Fiquei sentada no chão, encostada a um canto a tarde toda. Eventualmente continuaria sem sinais de Samuel. As vezes em que isto acontecia, era-me contado por Orfan que os sinais da doença de Samuel se haviam manifestado, tendo perdido a sua sanidade. Estes últimos meses era recorrente ter episódios destes. Não que eu os tivesse vivenciado. Mas a sua ausência tinha-se tornado insistente. Insistente de recorrência, mas também ela insistentemente doentia, face a que sentia um peso e uma solidão sólida no meu coração, consumindo-me e arrastando-me para o buraco negro que ganhava forma no meu peito.
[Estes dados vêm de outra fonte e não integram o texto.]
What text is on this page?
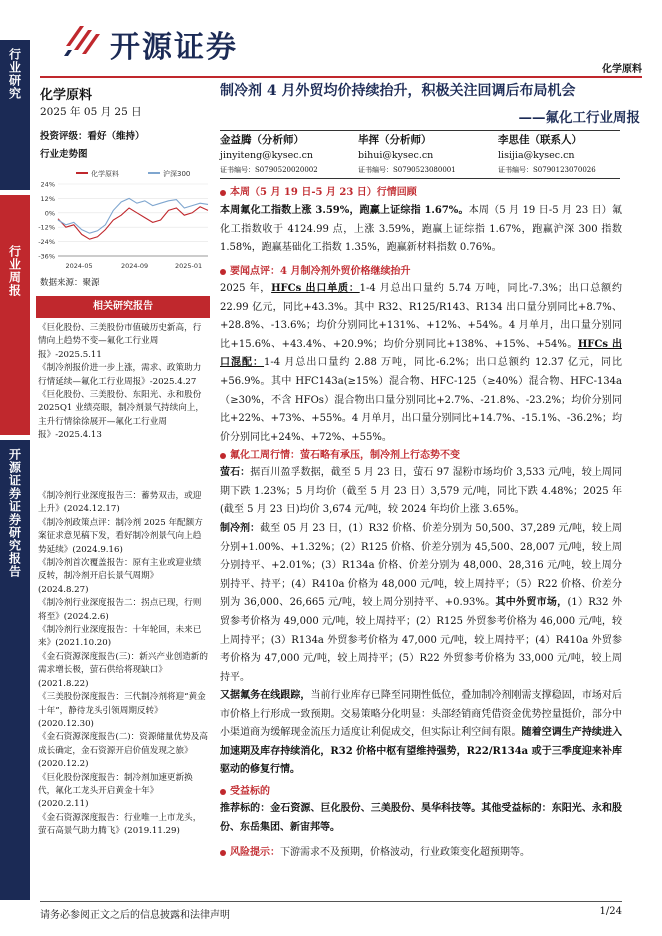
开源证券
化学原料
行业研究
行业周报
开源证券证券研究报告
化学原料
2025 年 05 月 25 日
投资评级：看好（维持）
行业走势图
化学原料	沪深300
24%
12%
0%
-12%
-24%
-36%
2024-05	2024-09	2025-01
数据来源：聚源
相关研究报告
《巨化股份、三美股份市值破历史新高，行情向上趋势不变—氟化工行业周报》-2025.5.11
《制冷剂报价进一步上涨，需求、政策助力行情延续—氟化工行业周报》-2025.4.27
《巨化股份、三美股份、东阳光、永和股份 2025Q1 业绩亮眼，制冷剂景气持续向上，主升行情徐徐展开—氟化工行业周报》-2025.4.13
《制冷剂行业深度报告三：蓄势双击，或迎上升》(2024.12.17)
《制冷剂政策点评：制冷剂 2025 年配额方案征求意见稿下发，看好制冷剂景气向上趋势延续》(2024.9.16)
《制冷剂首次覆盖报告：原有主业或迎业绩反转，制冷剂开启长景气周期》(2024.8.27)
《制冷剂行业深度报告二：拐点已现，行则将至》(2024.2.6)
《制冷剂行业深度报告：十年轮回，未来已来》(2021.10.20)
《金石资源深度报告(三)：新兴产业创造新的需求增长极，萤石供给将现缺口》(2021.8.22)
《三美股份深度报告：三代制冷剂将迎“黄金十年”，静待龙头引领周期反转》(2020.12.30)
《金石资源深度报告(二)：资源储量优势及高成长确定，金石资源开启价值发现之旅》(2020.12.2)
《巨化股份深度报告：制冷剂加速更新换代，氟化工龙头开启黄金十年》(2020.2.11)
《金石资源深度报告：行业唯一上市龙头，萤石高景气助力腾飞》(2019.11.29)
制冷剂 4 月外贸均价持续抬升，积极关注回调后布局机会
——氟化工行业周报
金益腾（分析师）
jinyiteng@kysec.cn
证书编号：S0790520020002
毕挥（分析师）
bihui@kysec.cn
证书编号：S0790523080001
李思佳（联系人）
lisijia@kysec.cn
证书编号：S0790123070026
本周（5 月 19 日-5 月 23 日）行情回顾
本周氟化工指数上涨 3.59%，跑赢上证综指 1.67%。本周（5 月 19 日-5 月 23 日）氟化工指数收于 4124.99 点，上涨 3.59%，跑赢上证综指 1.67%，跑赢沪深 300 指数 1.58%，跑赢基础化工指数 1.35%，跑赢新材料指数 0.76%。
要闻点评：4 月制冷剂外贸价格继续抬升
2025 年，HFCs 出口单质：1-4 月总出口量约 5.74 万吨，同比-7.3%；出口总额约 22.99 亿元，同比+43.3%。其中 R32、R125/R143、R134 出口量分别同比+8.7%、+28.8%、-13.6%；均价分别同比+131%、+12%、+54%。4 月单月，出口量分别同比+15.6%、+43.4%、+20.9%；均价分别同比+138%、+15%、+54%。HFCs 出口混配：1-4 月总出口量约 2.88 万吨，同比-6.2%；出口总额约 12.37 亿元，同比+56.9%。其中 HFC143a(≥15%）混合物、HFC-125（≥40%）混合物、HFC-134a（≥30%，不含 HFOs）混合物出口量分别同比+2.7%、-21.8%、-23.2%；均价分别同比+22%、+73%、+55%。4 月单月，出口量分别同比+14.7%、-15.1%、-36.2%；均价分别同比+24%、+72%、+55%。
氟化工周行情：萤石略有承压，制冷剂上行态势不变
萤石：据百川盈孚数据，截至 5 月 23 日，萤石 97 湿粉市场均价 3,533 元/吨，较上周同期下跌 1.23%；5 月均价（截至 5 月 23 日）3,579 元/吨，同比下跌 4.48%；2025 年(截至 5 月 23 日)均价 3,674 元/吨，较 2024 年均价上涨 3.65%。
制冷剂：截至 05 月 23 日，(1）R32 价格、价差分别为 50,500、37,289 元/吨，较上周分别+1.00%、+1.32%；(2）R125 价格、价差分别为 45,500、28,007 元/吨，较上周分别持平、+2.01%；(3）R134a 价格、价差分别为 48,000、28,316 元/吨，较上周分别持平、持平；(4）R410a 价格为 48,000 元/吨，较上周持平；（5）R22 价格、价差分别为 36,000、26,665 元/吨，较上周分别持平、+0.93%。其中外贸市场，(1）R32 外贸参考价格为 49,000 元/吨，较上周持平；(2）R125 外贸参考价格为 46,000 元/吨，较上周持平；(3）R134a 外贸参考价格为 47,000 元/吨，较上周持平；(4）R410a 外贸参考价格为 47,000 元/吨，较上周持平；(5）R22 外贸参考价格为 33,000 元/吨，较上周持平。
又据氟务在线跟踪，当前行业库存已降至同期性低位，叠加制冷剂刚需支撑稳固，市场对后市价格上行形成一致预期。交易策略分化明显：头部经销商凭借资金优势控量挺价，部分中小渠道商为缓解现金流压力适度让利促成交，但实际让利空间有限。随着空调生产持续进入加速期及库存持续消化，R32 价格中枢有望维持强势，R22/R134a 或于三季度迎来补库驱动的修复行情。
受益标的
推荐标的：金石资源、巨化股份、三美股份、昊华科技等。其他受益标的：东阳光、永和股份、东岳集团、新宙邦等。
风险提示：下游需求不及预期，价格波动，行业政策变化超预期等。
请务必参阅正文之后的信息披露和法律声明	1/24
Orfan desaparecera durante a tarde. Talvez tivesse ido atrás de Edwin. Não sabia se para partilhar opiniões com ele, se para rir com ele, se para o punir e ralhar com ele, ou se simplesmente para se evadir do mundo. Havia tanto no seu ar misterioso que me apaixonava, mas tanto também que me afastava, sentindo-lhe a confiança, desconfiando. Ele podia ter intervindo, mas decidiu não participar. Ele podia mudar tanta coisa, mas no fundo, estava sempre tudo igual. Porquê?...

Não me importei em vasculhar a presença de Dyn. Não queria formular uma conversa com ele. Não neste momento. Não neste presente. Não nesta vida, ou pelo menos nesta Casa. O que faria ali? O que me prendia ali? Porque não poderia sair dali? E porque tentaria Dyn ajudar-me... quereria apenas aproveitar-se de mim para sair? Afinal, ele não podia sair?...

Não comi nada quando chegou a hora do almoço. Ainda sentia a minha barriga às rodas, e a cabeça latejava devido à fraqueza, mas sentia-me demasiado inútil para desejar comida no estômago. Acabei por me isolar no dormitório, sem que ninguém o impedisse, esperando somente a chegada do encarregado que me pusesse novamente a dormir numa simulação vazia, desta vez sem falhas nem atritos. Não esperei que fosse Dyn, mas esperei ao mesmo tempo, não sabendo reconhecer agora que a oportunidade surgia, se a deveria agarrar, ou se me estava apenas a afundar num mar de vórtice negro, sem retorno.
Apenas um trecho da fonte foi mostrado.